Here's some code to use AudioQueue, which I've modified from the SpeakHere example. I kind of pasted the good parts, so there may be something dangling here or there, but this should be a good start if you want to use this approach:
AudioStreamBasicDescription format;
memset(&format, 0, sizeof(format));
format.mSampleRate = 44100;
format.mFormatID = kAudioFormatLinearPCM;
format.mFormatFlags = kLinearPCMFormatFlagIsSignedInteger | kLinearPCMFormatFlagIsPacked;
format.mChannelsPerFrame = 1;
format.mBitsPerChannel = 16;
format.mBytesPerFrame = (format.mBitsPerChannel / 8) * format.mChannelsPerFrame;
format.mFramesPerPacket = 1;
format.mBytesPerPacket = format.mBytesPerFrame * format.mFramesPerPacket;
AudioQueueRef queue;
AudioQueueNewOutput(&format,
AQPlayer::AQOutputCallback,
this, // opaque reference to whatever you like
CFRunLoopGetCurrent(),
kCFRunLoopCommonModes,
0,
&queue);
const int bufferSize = 0xA000; // 48K - around 1/2 sec of 44kHz 16 bit mono PCM
for (int i = 0; i < kNumberBuffers; ++i)
AudioQueueAllocateBufferWithPacketDescriptions(queue, bufferSize, 0, &mBuffers[i]);
AudioQueueSetParameter(queue, kAudioQueueParam_Volume, 1.0);
UInt32 category = kAudioSessionCategory_MediaPlayback;
AudioSessionSetProperty(kAudioSessionProperty_AudioCategory, sizeof(category), &category);
AudioSessionSetActive(true);
// prime the queue with some data before starting
for (int i = 0; i < kNumberBuffers; ++i)
OutputCallback(queue, mBuffers[i]);
AudioQueueStart(queue, NULL);
The code above refers to this output callback. Each time this callback executes, fill the buffer passed in with your generated audio. Here, I'm filling it with random noise.

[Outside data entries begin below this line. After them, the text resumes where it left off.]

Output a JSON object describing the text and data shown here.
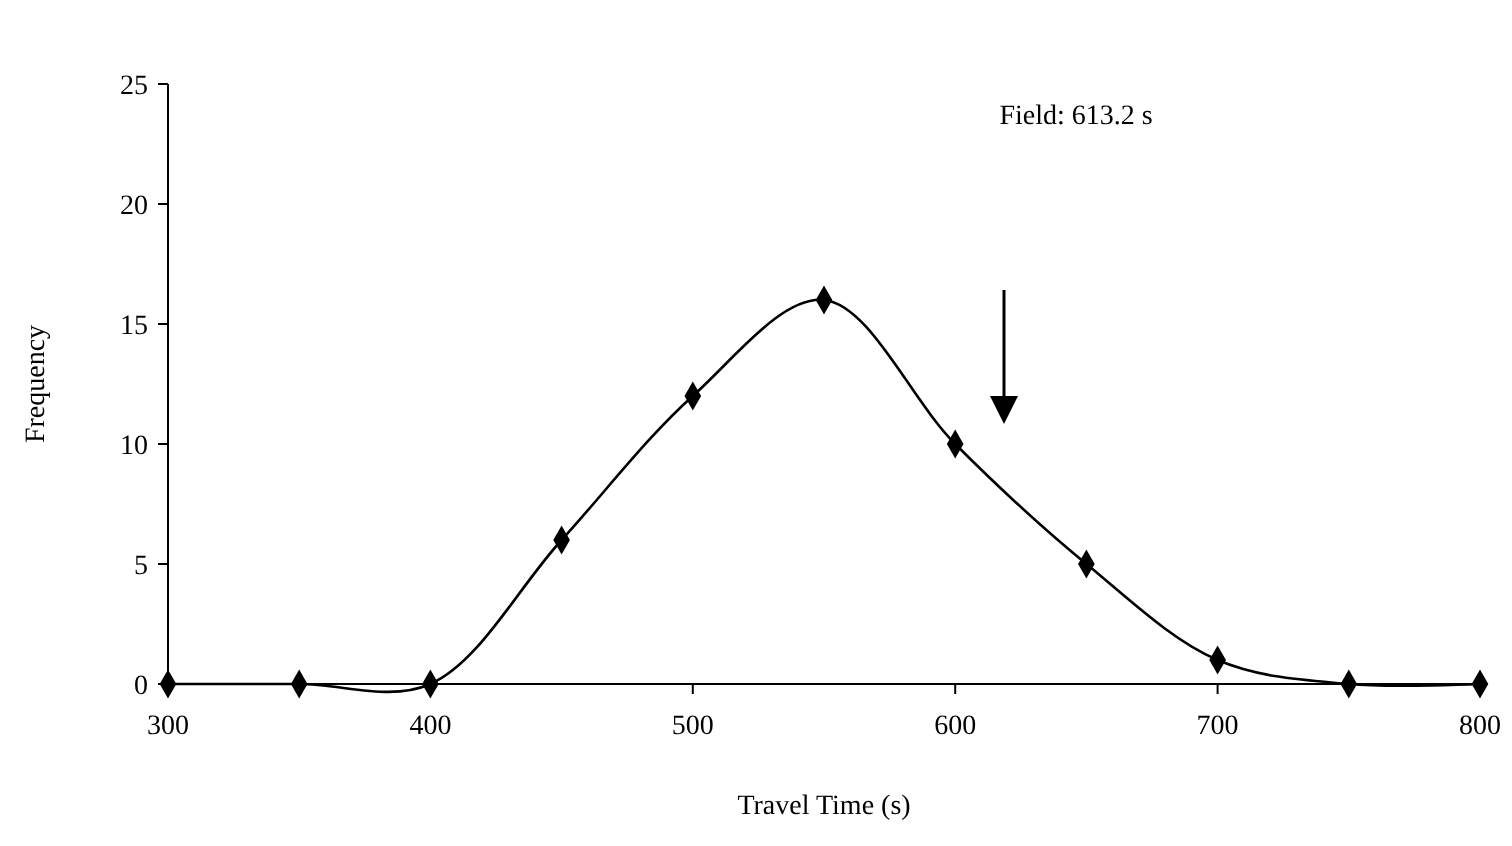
{
  "chart_data": {
    "type": "line",
    "xlabel": "Travel Time (s)",
    "ylabel": "Frequency",
    "x": [
      300,
      350,
      400,
      450,
      500,
      550,
      600,
      650,
      700,
      750,
      800
    ],
    "series": [
      {
        "color": "#000000",
        "values": [
          0,
          0,
          0,
          6,
          12,
          16,
          10,
          5,
          1,
          0,
          0
        ]
      }
    ],
    "xlim": [
      300,
      800
    ],
    "xticks": [
      300,
      400,
      500,
      600,
      700,
      800
    ],
    "ylim": [
      0,
      25
    ],
    "yticks": [
      0,
      5,
      10,
      15,
      20,
      25
    ],
    "grid": false,
    "marker": "diamond",
    "line_style": "solid",
    "annotations": [
      "Field: 613.2 s"
    ]
  }
}
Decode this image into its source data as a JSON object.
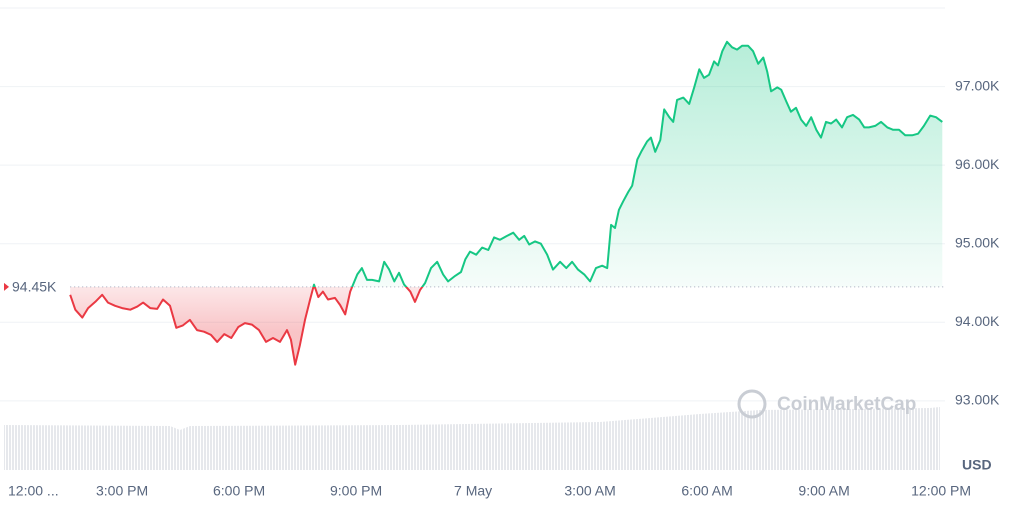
{
  "chart_data": {
    "type": "line",
    "x": [
      1.67,
      1.8,
      1.98,
      2.13,
      2.31,
      2.49,
      2.64,
      2.82,
      3.0,
      3.21,
      3.39,
      3.54,
      3.72,
      3.9,
      4.05,
      4.23,
      4.39,
      4.56,
      4.74,
      4.92,
      5.1,
      5.28,
      5.44,
      5.62,
      5.8,
      5.98,
      6.15,
      6.33,
      6.51,
      6.69,
      6.87,
      7.05,
      7.23,
      7.33,
      7.44,
      7.56,
      7.69,
      7.82,
      7.92,
      8.03,
      8.15,
      8.28,
      8.46,
      8.59,
      8.72,
      8.85,
      9.03,
      9.15,
      9.28,
      9.41,
      9.59,
      9.72,
      9.85,
      9.98,
      10.1,
      10.23,
      10.39,
      10.51,
      10.64,
      10.77,
      10.92,
      11.08,
      11.23,
      11.36,
      11.54,
      11.69,
      11.8,
      11.92,
      12.08,
      12.23,
      12.39,
      12.54,
      12.69,
      12.87,
      13.03,
      13.18,
      13.31,
      13.44,
      13.59,
      13.74,
      13.9,
      14.05,
      14.23,
      14.39,
      14.54,
      14.69,
      14.85,
      15.0,
      15.15,
      15.31,
      15.44,
      15.54,
      15.64,
      15.74,
      15.85,
      15.98,
      16.08,
      16.21,
      16.31,
      16.46,
      16.56,
      16.67,
      16.8,
      16.9,
      17.03,
      17.13,
      17.23,
      17.39,
      17.54,
      17.67,
      17.8,
      17.92,
      18.05,
      18.18,
      18.28,
      18.39,
      18.51,
      18.64,
      18.77,
      18.9,
      19.05,
      19.18,
      19.31,
      19.44,
      19.54,
      19.64,
      19.8,
      19.9,
      20.03,
      20.15,
      20.28,
      20.41,
      20.54,
      20.67,
      20.8,
      20.92,
      21.05,
      21.18,
      21.31,
      21.46,
      21.59,
      21.74,
      21.9,
      22.03,
      22.15,
      22.31,
      22.46,
      22.62,
      22.77,
      22.92,
      23.08,
      23.26,
      23.41,
      23.56,
      23.72,
      23.87,
      24.03
    ],
    "values": [
      94.35,
      94.16,
      94.06,
      94.18,
      94.26,
      94.35,
      94.25,
      94.21,
      94.18,
      94.16,
      94.2,
      94.25,
      94.18,
      94.17,
      94.29,
      94.21,
      93.93,
      93.96,
      94.03,
      93.9,
      93.88,
      93.84,
      93.75,
      93.85,
      93.8,
      93.94,
      93.99,
      93.97,
      93.9,
      93.75,
      93.8,
      93.75,
      93.9,
      93.78,
      93.46,
      93.71,
      94.03,
      94.29,
      94.48,
      94.32,
      94.39,
      94.29,
      94.31,
      94.22,
      94.1,
      94.39,
      94.61,
      94.69,
      94.54,
      94.54,
      94.52,
      94.77,
      94.67,
      94.52,
      94.63,
      94.48,
      94.39,
      94.26,
      94.41,
      94.5,
      94.69,
      94.77,
      94.61,
      94.52,
      94.59,
      94.64,
      94.8,
      94.9,
      94.86,
      94.95,
      94.92,
      95.08,
      95.05,
      95.1,
      95.14,
      95.05,
      95.1,
      94.99,
      95.03,
      95.0,
      94.86,
      94.67,
      94.77,
      94.69,
      94.77,
      94.67,
      94.61,
      94.52,
      94.69,
      94.72,
      94.69,
      95.24,
      95.2,
      95.43,
      95.54,
      95.66,
      95.74,
      96.07,
      96.17,
      96.3,
      96.35,
      96.17,
      96.32,
      96.71,
      96.61,
      96.55,
      96.83,
      96.86,
      96.78,
      96.99,
      97.22,
      97.11,
      97.15,
      97.32,
      97.27,
      97.45,
      97.57,
      97.5,
      97.47,
      97.52,
      97.52,
      97.45,
      97.29,
      97.37,
      97.19,
      96.94,
      96.99,
      96.96,
      96.81,
      96.68,
      96.73,
      96.58,
      96.5,
      96.61,
      96.45,
      96.35,
      96.55,
      96.53,
      96.58,
      96.48,
      96.61,
      96.64,
      96.58,
      96.48,
      96.48,
      96.5,
      96.55,
      96.48,
      96.45,
      96.45,
      96.38,
      96.38,
      96.4,
      96.5,
      96.63,
      96.61,
      96.55
    ],
    "color_above": "#16c784",
    "color_below": "#ea3943",
    "baseline": {
      "value": 94.45,
      "label": "94.45K"
    },
    "xlim": [
      -0.13,
      24.1
    ],
    "xticks": [
      {
        "value": 0,
        "label": "12:00 ..."
      },
      {
        "value": 3,
        "label": "3:00 PM"
      },
      {
        "value": 6,
        "label": "6:00 PM"
      },
      {
        "value": 9,
        "label": "9:00 PM"
      },
      {
        "value": 12,
        "label": "7 May"
      },
      {
        "value": 15,
        "label": "3:00 AM"
      },
      {
        "value": 18,
        "label": "6:00 AM"
      },
      {
        "value": 21,
        "label": "9:00 AM"
      },
      {
        "value": 24,
        "label": "12:00 PM"
      }
    ],
    "ylim": [
      92.12,
      98.0
    ],
    "yticks": [
      {
        "value": 93,
        "label": "93.00K"
      },
      {
        "value": 94,
        "label": "94.00K"
      },
      {
        "value": 95,
        "label": "95.00K"
      },
      {
        "value": 96,
        "label": "96.00K"
      },
      {
        "value": 97,
        "label": "97.00K"
      }
    ],
    "grid": true,
    "currency": "USD",
    "watermark": "CoinMarketCap"
  }
}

void OutputCallback(void* inUserData, AudioQueueRef inAQ, AudioQueueBufferRef inCompleteAQBuffer) {
// Fill
//AQPlayer* that = (AQPlayer*) inUserData;
inCompleteAQBuffer->mAudioDataByteSize = next->mAudioDataBytesCapacity;
for (int i = 0; i < inCompleteAQBuffer->mAudioDataByteSize; ++i)
next->mAudioData[i] = rand();
AudioQueueEnqueueBuffer(queue, inCompleteAQBuffer, 0, NULL);
}
It sounds like you're coming from a platform that had a simple built in tone generator. The iPhone doesn't have anything like that. It's easier to play simple sounds from sound files. AudioUnit is for actually processing and generating real music.
So, yes, you do need an audio file to play a sound simply.